To Define Meaningful Measurement Practices, Avoid These 7 Deadly Sins
People are demonstrating an ever-fiercer desire to see their contributions making a tangible impact on the causes they care about. To deliver on these expectations, nonprofits must start to form stronger connections across their organizations – across marketing channels, across teams and across the data points that gauge performance.
This means looking at success in a new light, with a focus on achieving a common language and understanding of what goals look like across different programs, tools and people.
When we talk about measurement, we’re talking about a new complex variety of metrics that can, and should, be tracked. We know what you’re thinking – achieving standards of measurement is easier said that done. That’s why we’re digging into these seven deadly sins that might be holding you back.
- Not defining measures that really matter
File growth, average gift. Meals delivered, patients supported. There are many standard metrics we all track. But can you draw a straight line between a metric you are tracking and your organization’s goal? Not just your fundraising goal or your program goal, but the bigger picture, why your organization exists goal – cure cancer, achieve equality? If you can’t draw that line, you need to connect your key performance indicators to what you’re trying to achieve as an organization. Doing this can also open the conversation around full funnel measurement and attribution needs in your organization. For example, are you measuring how what you invest in brand understanding affects donor acquisition?
- Not setting up your technology infrastructure to capture the data you need
You have fundraising, CRM, reporting, and other tools with all the bells and whistles, but are those tools doing what you need them to do? Better yet, do you know where to start in order to answer that question? Like any other infrastructure, you should be looking at your technology with an outcomes-focused perspective. Put some definition around the measurement capabilities you’re looking to attain, and then ensure your technology is set up in a way that’s capturing those metrics, and also providing the answers in the way that you need them. If this is causing a red flag, remember a lot of times these challenges can be addressed by communicating to other teams – in this case, perhaps that’s your IT team.
- Not being the translator between your business need and the people and products you need to enable it
The people who you need to measure your efforts are not natives in your land. For example, very few IT professionals know fundraising data, nor should they. That means you have to help people connect the dots between what you need and what they do. Do not put in “orders” with your partners. This isn’t “I need a new donation form.” It’s “We’re launching a paid media program. I need to be able to measure which combination of media partners, audience targets and creative treatments combine to make us the most revenue. Can you help me design a way to measure that, given our technology options?” This also means you need to try to be minimally aware of your partners’ native language too. You don’t need to be able to, for example, administer an enterprise database, but you need to recognize the complexity of it.
- Not addressing attribution with the whole village
Channel integration is likely something your organization has been working towards for some time. What doesn’t help to achieve synergy and understanding across channels? Having siloed discussions about what touchpoint influenced what behavior. Or, continuing to view digital and direct mail as a “one versus the other” conversation. Too often, there is still internal contention about one channel getting credit for the conversion versus another, when in reality, constituents are influenced by a multitude of touchpoints and experiences with a brand – maybe a mail piece plus targeted Facebook campaign moved the needle together. It’s critical to agree, organizationally, about what attribution matters, and how you enable it.
- Not knowing your audience
Measurement doesn’t mean one thing and it doesn’t mean the same thing to every people. When you’re dealing with multiple stakeholders that have varying areas of expertise (and their own set of priorities and metrics they’re held accountable for), knowing your audience is incredibly crucial to communicating performance in a meaningful way.
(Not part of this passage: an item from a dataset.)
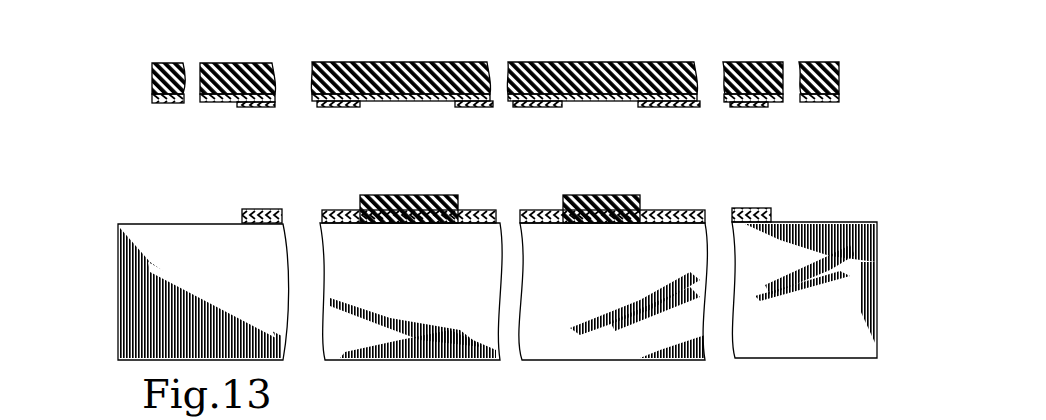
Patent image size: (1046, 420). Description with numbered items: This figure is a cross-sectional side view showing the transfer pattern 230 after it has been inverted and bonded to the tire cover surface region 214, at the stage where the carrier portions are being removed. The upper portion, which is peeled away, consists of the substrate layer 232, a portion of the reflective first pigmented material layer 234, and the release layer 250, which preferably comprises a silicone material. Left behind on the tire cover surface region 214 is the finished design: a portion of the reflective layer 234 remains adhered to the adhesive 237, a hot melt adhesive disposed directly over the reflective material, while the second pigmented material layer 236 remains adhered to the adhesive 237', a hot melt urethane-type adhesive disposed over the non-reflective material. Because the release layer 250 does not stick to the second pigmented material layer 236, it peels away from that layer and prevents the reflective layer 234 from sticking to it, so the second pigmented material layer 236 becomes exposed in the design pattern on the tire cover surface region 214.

Metrics like Lifetime Value, or cost to raise a dollar, are not likely to resonate with a CMO as much as something like brand awareness metrics might – you have to put them in context together to tell the right story. Understand what KPIs are most relevant to the stakeholder you’re speaking with to ensure that everyone is on the same page about what success looks like.
- Not defining what you’re measuring the same way your neighbor is
When you say donor, does it mean the same thing as when your colleague says it? Do you mean someone who made a gift in the last 12 months and she means someone who has given period? When you say a constituent is engaged, do you mean he is clicking an email? Does your colleague mean he’s attended an event? Enterprise-level definitions of audiences and metrics are critical parts of getting your approach to measurement right. Beyond defining, having a data governance approach documented for people to follow as your business evolves will help keep your metrics clean over time.
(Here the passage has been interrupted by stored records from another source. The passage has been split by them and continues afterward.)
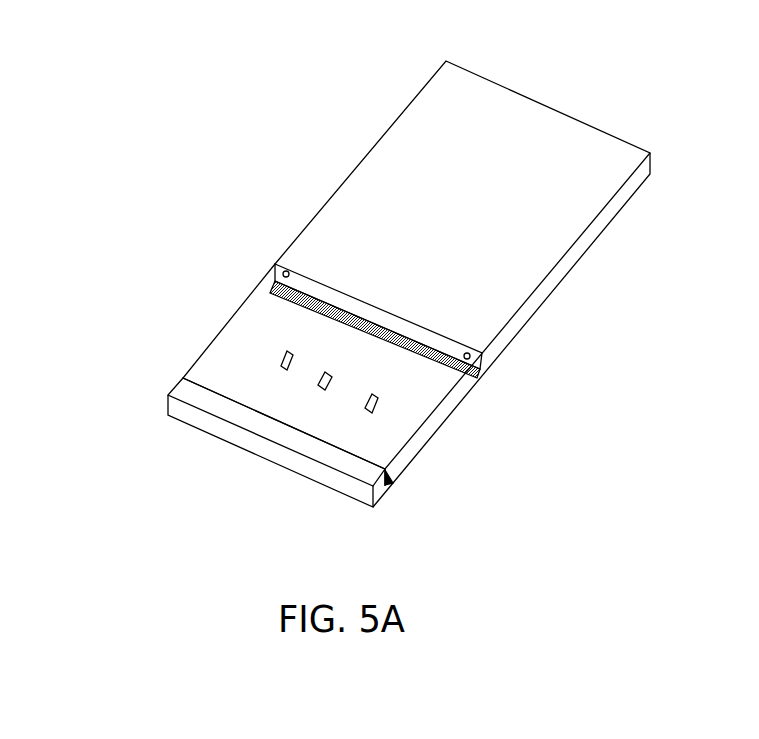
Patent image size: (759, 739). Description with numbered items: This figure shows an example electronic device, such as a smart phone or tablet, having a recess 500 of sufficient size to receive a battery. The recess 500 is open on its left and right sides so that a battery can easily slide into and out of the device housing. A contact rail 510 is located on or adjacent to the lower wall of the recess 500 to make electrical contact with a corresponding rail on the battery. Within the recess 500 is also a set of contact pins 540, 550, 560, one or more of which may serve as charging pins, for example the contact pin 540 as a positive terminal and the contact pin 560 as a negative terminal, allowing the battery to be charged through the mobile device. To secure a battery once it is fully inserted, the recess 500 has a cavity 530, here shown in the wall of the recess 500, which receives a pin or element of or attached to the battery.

The recess 500 is at (247, 328).
The contact rail 510 is at (477, 380).
The cavity 530 is at (275, 263).
The contact pin 540 is at (280, 367).
The contact pin 550 is at (318, 386).
The contact pin 560 is at (365, 410).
- Not acknowledging when additional investment is needed
Measurement should tell you where to invest your time, energy and dollars to best move your mission forward. If you can’t get clear metrics, sometimes the thing you need to invest in is measurement itself. That could be in the form of technology or people or something else like developing an attribution model. The right approach to measurement takes people, process and technology, so don’t budget for it as just a capital expense or a line of service in a vendor contract. Also, annually evaluate the investment need as technologies change and the nonprofit sector’s skill sets evolve.